Thank you for your bravery! Hopefully your post will help someone somewhere, who may be suffering right now.

Unknown said...

Thank you, Gina, for putting this out there. I suffered through PPD with Isabella...except I had no idea what was wrong. They never talked about it my entire pregnancy. And I for sure "never thought" I would suffer from it as we had been trying for 2 years for our little girl!

Boy was I wrong. I thought I was going insane. I cried 24/7. I suffered from anxiety to do anything. It sucked. Big time. My mom didn't understand...I don't think even today she truly understnads the hell I lived in for almost 4 months... I finally called and made an appt. And sobbed the entire time. Thank God my doctor was amazing and I finally got put on something to help me and it has helped. Tremendously.

I'm still on it today. My mid-wife felt strongly that I would need it and it would continue to benefit me...especially after Madelyn is born.

Sorry this is sooo long! But I applaud you and just want to give you a hug for writing this :)

gina said...

Chelle- such another good point! We aren't unhappy. We know we "should" be okay , feeling blessed, etc. We aren't choosing to be negative, lazy, spoiled- we are medically unwell!!

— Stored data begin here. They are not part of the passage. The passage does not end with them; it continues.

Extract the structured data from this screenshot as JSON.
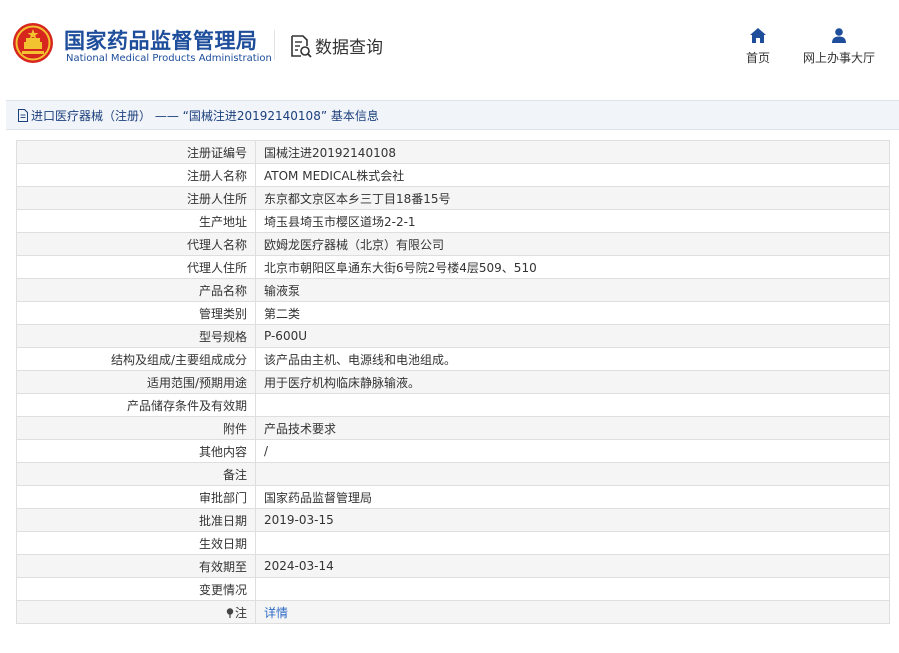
{
  "header": {
    "brand_cn": "国家药品监督管理局",
    "brand_en": "National Medical Products Administration",
    "data_query": "数据查询",
    "nav_home": "首页",
    "nav_office": "网上办事大厅",
    "colors": {
      "brand": "#1d4d9b",
      "accent": "#2d6bc7"
    }
  },
  "title": "进口医疗器械（注册） —— “国械注进20192140108” 基本信息",
  "rows": [
    {
      "label": "注册证编号",
      "value": "国械注进20192140108"
    },
    {
      "label": "注册人名称",
      "value": "ATOM MEDICAL株式会社"
    },
    {
      "label": "注册人住所",
      "value": "东京都文京区本乡三丁目18番15号"
    },
    {
      "label": "生产地址",
      "value": "埼玉县埼玉市樱区道场2-2-1"
    },
    {
      "label": "代理人名称",
      "value": "欧姆龙医疗器械（北京）有限公司"
    },
    {
      "label": "代理人住所",
      "value": "北京市朝阳区阜通东大街6号院2号楼4层509、510"
    },
    {
      "label": "产品名称",
      "value": "输液泵"
    },
    {
      "label": "管理类别",
      "value": "第二类"
    },
    {
      "label": "型号规格",
      "value": "P-600U"
    },
    {
      "label": "结构及组成/主要组成成分",
      "value": "该产品由主机、电源线和电池组成。"
    },
    {
      "label": "适用范围/预期用途",
      "value": "用于医疗机构临床静脉输液。"
    },
    {
      "label": "产品储存条件及有效期",
      "value": ""
    },
    {
      "label": "附件",
      "value": "产品技术要求"
    },
    {
      "label": "其他内容",
      "value": "/"
    },
    {
      "label": "备注",
      "value": ""
    },
    {
      "label": "审批部门",
      "value": "国家药品监督管理局"
    },
    {
      "label": "批准日期",
      "value": "2019-03-15"
    },
    {
      "label": "生效日期",
      "value": ""
    },
    {
      "label": "有效期至",
      "value": "2024-03-14"
    },
    {
      "label": "变更情况",
      "value": ""
    },
    {
      "label": "注",
      "value": "详情"
    }
  ]
}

So glad you and everyone who wrote so far have programs in place that worked/are working for them!

Ashley said...

I think I may have suffered this after my first pregnancy. My marriage to my first husband ended in divorce when our son was 3 months old. I never sought help, and eventually felt like myself again after 6 months or so.

Thanks for sharing. It is an important issue that women should know more about.

Melissa @ The Inspired Room said...

Thanks for sharing from your heart. I too suffered from this after my first pregnancy 21 years ago. I didn't understand it, and my husband definitely didn't.

It is so important to be honest and get it out in the open so women can get help!!

Blessings,
Melissa

purejoy said...

thank you for hittin it real. your voice is so welcome for the women who struggle in that area. well said and well organized. i pray it will be a tool that will bless many mothers and families.
you rock!

Sarah Coggins said...

Wonderful post, Gina! It is one of my fears after the baby arrives. I think I'll print this out to share with DH and have ready just in case. Thank you for being so open & honest! :)

Unknown said...

I didn't tell a lot of people because I didn't want to hear it. But when I did tell, it was such a relief to feel supported. And it's always a fear that it will come back.

There is a lot of shame in depression meds for some reason--like you can't do it yourself. My counselor told me, If you could will yourself well, would you? Well of course, I said--then why wouldn't you want to be on the meds? So freeing for me.

Thanks for your honesty Gina.

Ann(ie) said...

This is a great post. I had a really rough time with PPD after Ben and I was so scared this time, but I've been lucky and have not experienced it yet...I'm only 12 days post partum, but I'm hoping it's not going to ruin the fun. xo.